I did not quite realize how hard I would be hit by seeing actual human bodies carved up. When the doors to the dissection room opened, there waiting for us was Elliot Goldfinger, whose face always had a fiendish grin on it, in the same manner as the Dick Cheney face always has a nasty lop-sided scowl - there was Elliot grinning in a white coat that I don't think was really streaked with blood but certainly seemed that way, and beside him as in a horror movie in which the good people turn out to be monsters too - there beside him in a similar white coat was nice David Klass, whose sister had once been married to Elliot. They had all been arrested once for boiling the flesh off a horse in a Brooklyn backyard.
And I followed them in now and there were the two blackened cadavers homeless men who had been found dead on a street and whom nobody had claimed, one of them laid out on a gurney, the other hanging form the ceiling by a chain bolted to the top of his head. And there were the bones and muscles and ligaments just like in the anatomy books though blacker and not at all like the anatomy books because these had been actual people who had actually been carved up for the sake of education.
Late that night I stopped into a pizza place, which was up a few steps on Eighth Avenue around the corner from my bright Chelsea apartment whose walls were covered with my new life drawings. At the counter I realized it would be some time before I would eat meat again. But I had a slice with onions and peppers and was feeling better as I started down the steps. It was raining now. An Eighth Avenue bus was about to pull away from the curb in front of the pizza place. In a rear, rain-streaked window, looking right at me, eyes wide, was a very gray, mousy, agitated woman named Mildred whom I had not seen for a couple of weeks who but who had been stalking me. It was because of an entirely imaginary romance. I kept getting calls on my machine, and notes in my mail box about how by not loving her I was taking away her life. With the implication she could retaliate. I hardly knew the woman, had met her only in a group of people. And I really had thought my life was in danger. And somehow it seemed fitting that I should go from these disrespected cadavers to the agitated face in the rain in a back bus window.

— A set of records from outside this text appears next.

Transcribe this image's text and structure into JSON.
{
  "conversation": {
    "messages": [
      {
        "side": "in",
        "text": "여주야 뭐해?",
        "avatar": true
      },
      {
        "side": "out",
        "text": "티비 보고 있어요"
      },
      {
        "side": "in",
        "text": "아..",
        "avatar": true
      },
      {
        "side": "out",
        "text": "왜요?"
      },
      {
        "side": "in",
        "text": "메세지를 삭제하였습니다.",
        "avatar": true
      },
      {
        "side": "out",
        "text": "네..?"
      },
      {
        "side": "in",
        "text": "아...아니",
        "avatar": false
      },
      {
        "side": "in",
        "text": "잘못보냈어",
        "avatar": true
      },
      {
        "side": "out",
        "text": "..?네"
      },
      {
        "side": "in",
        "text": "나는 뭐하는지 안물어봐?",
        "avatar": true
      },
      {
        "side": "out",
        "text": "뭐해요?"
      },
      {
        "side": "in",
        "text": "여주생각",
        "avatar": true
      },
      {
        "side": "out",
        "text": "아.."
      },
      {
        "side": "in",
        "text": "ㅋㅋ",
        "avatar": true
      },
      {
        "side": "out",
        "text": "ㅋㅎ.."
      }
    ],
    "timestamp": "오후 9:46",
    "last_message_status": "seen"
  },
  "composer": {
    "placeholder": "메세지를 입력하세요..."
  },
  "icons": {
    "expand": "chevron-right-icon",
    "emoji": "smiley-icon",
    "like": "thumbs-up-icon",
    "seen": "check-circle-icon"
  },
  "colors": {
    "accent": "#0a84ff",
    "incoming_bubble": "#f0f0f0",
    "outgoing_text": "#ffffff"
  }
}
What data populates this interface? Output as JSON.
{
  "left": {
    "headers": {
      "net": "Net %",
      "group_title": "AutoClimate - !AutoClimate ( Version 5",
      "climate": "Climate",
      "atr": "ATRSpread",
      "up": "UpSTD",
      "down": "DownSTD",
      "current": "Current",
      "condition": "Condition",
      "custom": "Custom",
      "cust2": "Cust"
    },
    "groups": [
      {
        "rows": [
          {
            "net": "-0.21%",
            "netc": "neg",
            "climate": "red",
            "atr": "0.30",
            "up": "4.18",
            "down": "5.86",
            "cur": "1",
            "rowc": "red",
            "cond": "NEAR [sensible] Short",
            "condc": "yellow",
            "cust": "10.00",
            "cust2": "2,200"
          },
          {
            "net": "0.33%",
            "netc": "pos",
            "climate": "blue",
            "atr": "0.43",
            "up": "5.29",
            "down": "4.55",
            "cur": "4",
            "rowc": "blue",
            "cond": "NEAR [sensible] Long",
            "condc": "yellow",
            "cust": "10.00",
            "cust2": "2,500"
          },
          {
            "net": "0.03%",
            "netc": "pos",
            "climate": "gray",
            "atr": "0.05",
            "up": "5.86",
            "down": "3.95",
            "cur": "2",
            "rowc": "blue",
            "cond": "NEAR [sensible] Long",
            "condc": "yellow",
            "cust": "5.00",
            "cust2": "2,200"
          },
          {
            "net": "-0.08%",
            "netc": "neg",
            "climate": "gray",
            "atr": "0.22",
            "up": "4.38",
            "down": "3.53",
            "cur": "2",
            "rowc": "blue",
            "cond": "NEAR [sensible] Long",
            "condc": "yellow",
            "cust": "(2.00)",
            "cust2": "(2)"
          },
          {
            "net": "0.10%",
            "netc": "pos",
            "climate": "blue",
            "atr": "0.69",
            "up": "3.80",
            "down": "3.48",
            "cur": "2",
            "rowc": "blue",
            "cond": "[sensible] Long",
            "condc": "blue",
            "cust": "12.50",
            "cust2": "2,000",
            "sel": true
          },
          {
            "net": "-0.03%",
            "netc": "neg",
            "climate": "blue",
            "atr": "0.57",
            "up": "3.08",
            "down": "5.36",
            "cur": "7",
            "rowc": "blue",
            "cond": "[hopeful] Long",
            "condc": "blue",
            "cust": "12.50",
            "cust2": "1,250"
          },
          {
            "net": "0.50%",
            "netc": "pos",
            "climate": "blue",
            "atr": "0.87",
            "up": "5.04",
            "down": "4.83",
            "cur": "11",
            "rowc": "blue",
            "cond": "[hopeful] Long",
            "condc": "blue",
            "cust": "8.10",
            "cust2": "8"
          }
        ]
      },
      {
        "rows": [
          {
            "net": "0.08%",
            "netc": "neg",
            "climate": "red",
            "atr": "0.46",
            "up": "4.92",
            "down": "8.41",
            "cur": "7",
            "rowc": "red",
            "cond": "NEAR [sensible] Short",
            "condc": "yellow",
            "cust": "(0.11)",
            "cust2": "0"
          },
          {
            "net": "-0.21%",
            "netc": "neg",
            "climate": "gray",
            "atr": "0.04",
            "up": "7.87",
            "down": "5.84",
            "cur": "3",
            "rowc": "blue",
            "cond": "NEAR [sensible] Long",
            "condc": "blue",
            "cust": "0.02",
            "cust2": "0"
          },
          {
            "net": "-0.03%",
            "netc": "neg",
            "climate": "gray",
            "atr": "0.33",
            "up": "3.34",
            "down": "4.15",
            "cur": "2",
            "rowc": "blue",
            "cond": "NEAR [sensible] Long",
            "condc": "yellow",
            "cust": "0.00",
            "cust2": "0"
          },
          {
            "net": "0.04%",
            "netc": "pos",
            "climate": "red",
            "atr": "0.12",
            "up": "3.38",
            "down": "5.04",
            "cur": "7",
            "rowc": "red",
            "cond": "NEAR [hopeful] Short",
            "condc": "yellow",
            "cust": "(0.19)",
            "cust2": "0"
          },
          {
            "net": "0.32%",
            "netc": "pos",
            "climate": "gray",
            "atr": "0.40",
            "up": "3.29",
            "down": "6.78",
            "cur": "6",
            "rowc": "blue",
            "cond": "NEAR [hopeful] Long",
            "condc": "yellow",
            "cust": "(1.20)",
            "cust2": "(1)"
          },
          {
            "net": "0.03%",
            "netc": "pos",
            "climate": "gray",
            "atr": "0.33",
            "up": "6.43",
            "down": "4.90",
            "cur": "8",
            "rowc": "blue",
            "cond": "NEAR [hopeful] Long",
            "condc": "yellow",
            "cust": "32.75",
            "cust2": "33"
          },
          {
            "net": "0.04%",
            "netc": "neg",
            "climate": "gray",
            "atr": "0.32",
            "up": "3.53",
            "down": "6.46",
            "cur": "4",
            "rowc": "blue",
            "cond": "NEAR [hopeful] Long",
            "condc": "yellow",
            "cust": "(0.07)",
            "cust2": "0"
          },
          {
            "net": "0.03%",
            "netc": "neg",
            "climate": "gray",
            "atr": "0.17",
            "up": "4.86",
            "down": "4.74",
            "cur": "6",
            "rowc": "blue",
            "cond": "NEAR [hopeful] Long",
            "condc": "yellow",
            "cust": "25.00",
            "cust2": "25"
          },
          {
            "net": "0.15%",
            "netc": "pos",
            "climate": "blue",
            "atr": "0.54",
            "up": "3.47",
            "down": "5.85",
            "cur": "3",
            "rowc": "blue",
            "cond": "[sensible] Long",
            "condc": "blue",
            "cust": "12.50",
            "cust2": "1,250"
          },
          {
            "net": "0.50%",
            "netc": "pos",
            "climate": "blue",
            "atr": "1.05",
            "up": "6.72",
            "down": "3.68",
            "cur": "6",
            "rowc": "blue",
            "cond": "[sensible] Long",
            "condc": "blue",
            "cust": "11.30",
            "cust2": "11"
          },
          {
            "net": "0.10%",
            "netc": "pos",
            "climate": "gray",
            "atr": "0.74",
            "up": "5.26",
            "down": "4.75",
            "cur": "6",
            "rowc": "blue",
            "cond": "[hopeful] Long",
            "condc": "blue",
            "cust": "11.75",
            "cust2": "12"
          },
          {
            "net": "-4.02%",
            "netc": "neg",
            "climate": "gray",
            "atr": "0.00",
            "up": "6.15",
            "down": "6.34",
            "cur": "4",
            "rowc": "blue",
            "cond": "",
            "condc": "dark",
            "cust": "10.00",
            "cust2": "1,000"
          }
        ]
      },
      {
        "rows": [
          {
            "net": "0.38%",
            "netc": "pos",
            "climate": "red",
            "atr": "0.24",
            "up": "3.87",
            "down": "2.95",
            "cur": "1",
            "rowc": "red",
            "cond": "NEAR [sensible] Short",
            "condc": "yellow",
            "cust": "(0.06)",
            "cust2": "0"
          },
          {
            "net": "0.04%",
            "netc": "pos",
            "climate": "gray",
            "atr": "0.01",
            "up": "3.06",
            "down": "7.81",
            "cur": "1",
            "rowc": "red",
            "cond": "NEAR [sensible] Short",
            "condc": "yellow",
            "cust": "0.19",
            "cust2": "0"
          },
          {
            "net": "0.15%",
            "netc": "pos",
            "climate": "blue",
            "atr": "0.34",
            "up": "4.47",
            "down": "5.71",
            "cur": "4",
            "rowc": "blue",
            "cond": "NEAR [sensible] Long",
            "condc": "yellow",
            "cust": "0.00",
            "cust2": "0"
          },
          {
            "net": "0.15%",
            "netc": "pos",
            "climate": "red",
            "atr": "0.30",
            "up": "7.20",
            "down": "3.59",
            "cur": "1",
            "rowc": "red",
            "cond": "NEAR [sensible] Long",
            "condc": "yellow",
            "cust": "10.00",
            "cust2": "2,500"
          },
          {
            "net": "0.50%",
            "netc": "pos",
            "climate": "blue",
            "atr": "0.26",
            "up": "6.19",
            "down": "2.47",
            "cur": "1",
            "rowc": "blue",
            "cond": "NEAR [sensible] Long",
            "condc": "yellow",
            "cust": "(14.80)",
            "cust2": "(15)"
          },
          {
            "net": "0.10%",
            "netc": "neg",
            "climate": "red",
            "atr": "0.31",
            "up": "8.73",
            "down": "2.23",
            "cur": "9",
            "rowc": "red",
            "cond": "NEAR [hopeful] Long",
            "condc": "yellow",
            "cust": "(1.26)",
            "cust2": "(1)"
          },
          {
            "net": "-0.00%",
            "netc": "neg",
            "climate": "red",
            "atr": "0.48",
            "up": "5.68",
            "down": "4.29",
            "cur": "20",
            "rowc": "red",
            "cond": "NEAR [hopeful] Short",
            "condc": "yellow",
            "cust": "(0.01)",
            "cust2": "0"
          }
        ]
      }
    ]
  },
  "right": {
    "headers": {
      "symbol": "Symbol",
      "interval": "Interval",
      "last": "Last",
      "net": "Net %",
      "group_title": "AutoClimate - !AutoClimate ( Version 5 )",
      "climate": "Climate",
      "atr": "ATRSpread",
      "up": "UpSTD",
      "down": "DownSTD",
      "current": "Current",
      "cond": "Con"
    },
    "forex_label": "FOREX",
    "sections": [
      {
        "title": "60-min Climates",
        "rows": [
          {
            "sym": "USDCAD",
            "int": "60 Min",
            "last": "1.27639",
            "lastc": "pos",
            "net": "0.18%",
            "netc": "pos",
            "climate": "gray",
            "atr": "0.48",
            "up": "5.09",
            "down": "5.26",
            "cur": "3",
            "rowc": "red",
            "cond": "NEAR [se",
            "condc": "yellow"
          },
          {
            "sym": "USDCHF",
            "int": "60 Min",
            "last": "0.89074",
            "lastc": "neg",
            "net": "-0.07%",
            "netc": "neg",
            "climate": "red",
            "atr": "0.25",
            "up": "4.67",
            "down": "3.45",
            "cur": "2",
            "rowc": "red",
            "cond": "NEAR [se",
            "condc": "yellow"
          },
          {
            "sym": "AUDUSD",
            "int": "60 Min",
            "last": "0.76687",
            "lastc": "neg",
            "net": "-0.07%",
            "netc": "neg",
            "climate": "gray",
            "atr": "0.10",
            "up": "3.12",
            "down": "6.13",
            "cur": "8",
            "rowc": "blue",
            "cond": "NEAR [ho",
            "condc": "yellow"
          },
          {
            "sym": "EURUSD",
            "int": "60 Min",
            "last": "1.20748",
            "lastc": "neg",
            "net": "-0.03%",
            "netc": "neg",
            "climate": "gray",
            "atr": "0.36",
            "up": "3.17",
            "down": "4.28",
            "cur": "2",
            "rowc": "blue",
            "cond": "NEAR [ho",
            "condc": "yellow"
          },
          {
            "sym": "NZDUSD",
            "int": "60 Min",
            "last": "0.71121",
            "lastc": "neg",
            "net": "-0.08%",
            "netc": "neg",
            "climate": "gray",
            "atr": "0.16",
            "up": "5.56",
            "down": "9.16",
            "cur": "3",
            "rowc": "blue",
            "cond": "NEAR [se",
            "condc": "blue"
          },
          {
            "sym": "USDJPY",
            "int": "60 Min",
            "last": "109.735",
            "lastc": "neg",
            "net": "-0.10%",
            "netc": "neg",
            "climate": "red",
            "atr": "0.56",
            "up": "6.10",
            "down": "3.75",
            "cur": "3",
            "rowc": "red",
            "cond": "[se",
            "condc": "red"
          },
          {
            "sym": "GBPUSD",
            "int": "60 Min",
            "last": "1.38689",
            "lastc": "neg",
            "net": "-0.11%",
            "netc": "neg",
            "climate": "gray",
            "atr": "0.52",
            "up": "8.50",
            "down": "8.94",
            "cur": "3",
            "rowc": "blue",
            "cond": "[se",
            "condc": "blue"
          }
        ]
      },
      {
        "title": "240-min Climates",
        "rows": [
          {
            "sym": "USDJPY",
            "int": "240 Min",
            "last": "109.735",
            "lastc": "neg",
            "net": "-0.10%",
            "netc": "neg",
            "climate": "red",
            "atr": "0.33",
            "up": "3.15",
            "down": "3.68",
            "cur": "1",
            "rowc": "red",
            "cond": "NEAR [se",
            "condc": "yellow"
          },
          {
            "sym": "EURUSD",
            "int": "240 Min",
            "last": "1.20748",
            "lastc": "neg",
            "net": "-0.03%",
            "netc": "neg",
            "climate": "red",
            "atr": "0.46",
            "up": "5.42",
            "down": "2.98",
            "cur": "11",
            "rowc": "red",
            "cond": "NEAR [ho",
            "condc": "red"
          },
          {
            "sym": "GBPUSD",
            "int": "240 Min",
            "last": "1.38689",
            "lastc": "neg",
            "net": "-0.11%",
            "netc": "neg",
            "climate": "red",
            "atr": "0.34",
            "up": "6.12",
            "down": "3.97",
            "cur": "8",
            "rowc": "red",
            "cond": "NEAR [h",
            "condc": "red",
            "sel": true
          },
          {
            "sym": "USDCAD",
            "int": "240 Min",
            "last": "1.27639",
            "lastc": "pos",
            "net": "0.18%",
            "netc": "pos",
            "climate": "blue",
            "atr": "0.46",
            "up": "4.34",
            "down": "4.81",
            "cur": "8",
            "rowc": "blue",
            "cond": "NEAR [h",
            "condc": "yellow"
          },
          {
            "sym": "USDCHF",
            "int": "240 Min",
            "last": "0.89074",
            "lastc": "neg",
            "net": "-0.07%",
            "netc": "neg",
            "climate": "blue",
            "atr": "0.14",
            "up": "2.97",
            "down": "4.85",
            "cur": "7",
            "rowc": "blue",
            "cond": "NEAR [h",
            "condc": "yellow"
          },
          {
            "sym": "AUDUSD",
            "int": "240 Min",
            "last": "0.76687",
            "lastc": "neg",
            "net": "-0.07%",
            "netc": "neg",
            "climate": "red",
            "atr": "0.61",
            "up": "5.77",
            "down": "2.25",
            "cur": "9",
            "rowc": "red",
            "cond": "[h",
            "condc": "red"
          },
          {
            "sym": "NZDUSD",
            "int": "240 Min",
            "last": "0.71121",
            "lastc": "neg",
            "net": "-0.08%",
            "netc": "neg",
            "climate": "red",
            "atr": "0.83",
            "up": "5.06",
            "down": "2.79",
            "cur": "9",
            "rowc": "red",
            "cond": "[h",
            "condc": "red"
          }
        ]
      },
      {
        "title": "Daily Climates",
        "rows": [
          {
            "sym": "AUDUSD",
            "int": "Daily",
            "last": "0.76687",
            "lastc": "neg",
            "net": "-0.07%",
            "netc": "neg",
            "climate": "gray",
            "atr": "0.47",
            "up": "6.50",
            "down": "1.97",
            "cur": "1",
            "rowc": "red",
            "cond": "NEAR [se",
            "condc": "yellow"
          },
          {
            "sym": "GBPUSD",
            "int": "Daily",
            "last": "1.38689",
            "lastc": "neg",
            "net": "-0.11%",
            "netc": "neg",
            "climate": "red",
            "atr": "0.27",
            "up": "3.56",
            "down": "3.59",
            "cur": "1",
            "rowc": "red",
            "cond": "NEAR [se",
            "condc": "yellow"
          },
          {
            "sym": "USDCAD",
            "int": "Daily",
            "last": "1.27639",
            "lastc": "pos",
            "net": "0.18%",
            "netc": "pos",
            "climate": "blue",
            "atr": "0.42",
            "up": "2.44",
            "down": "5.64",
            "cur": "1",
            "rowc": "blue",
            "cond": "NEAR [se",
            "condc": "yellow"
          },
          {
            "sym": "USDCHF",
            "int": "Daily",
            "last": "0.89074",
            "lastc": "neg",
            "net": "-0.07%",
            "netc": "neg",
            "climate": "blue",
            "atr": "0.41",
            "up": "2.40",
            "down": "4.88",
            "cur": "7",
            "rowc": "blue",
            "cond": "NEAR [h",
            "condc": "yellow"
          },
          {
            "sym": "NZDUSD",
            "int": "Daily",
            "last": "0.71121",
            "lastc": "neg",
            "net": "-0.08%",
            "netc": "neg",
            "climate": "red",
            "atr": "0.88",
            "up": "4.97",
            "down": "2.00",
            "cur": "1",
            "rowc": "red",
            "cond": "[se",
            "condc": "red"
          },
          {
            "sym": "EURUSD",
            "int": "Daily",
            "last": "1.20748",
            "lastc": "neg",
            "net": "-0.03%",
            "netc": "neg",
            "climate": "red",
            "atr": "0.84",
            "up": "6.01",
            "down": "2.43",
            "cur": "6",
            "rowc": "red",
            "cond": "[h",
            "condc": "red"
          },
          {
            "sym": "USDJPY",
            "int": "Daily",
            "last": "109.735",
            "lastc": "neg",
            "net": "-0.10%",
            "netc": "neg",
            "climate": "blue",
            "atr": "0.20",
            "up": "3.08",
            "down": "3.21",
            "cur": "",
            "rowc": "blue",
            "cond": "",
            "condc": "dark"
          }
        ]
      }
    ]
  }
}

And it was a kind of a punctuation point to this time when I, starting late, was totally immersed in art the schools, the private drawing sessions, night and day looking at skeletons and charts but drawing flesh and blood people, most of them women, who reminded me of women I had known in real life, none of them reminding me of Mildred, though Mildred in the bus window reminded me that there was flesh and bone behind the diagrams, and behind the mostly pretty girls who modeled at the Art Students League and the Salmagundi Club and the basement place in Soho where there was life drawing practically around the clock the women in these and all the other studios I frequented, and also the women and men in the paintings and sculptures I stared at in the museums, and men and women behind even the abstractions that I liked too even as I spent my days in the traditional artistic formation phase of drawing with exactitude from life behind the art works and the models there were also the Mildreds, and there were also the blackened peeled-back skin and insides of vagrant homeless men.
It was not just because I wanted to do pretty pictures of pretty girls that in this time 20 years ago I had stopped my writing - which had come to seem all too predictable - in favor of visual images. And now I was learning again, as if young and unformed again, learning again crucial things for which I did not yet have worlds.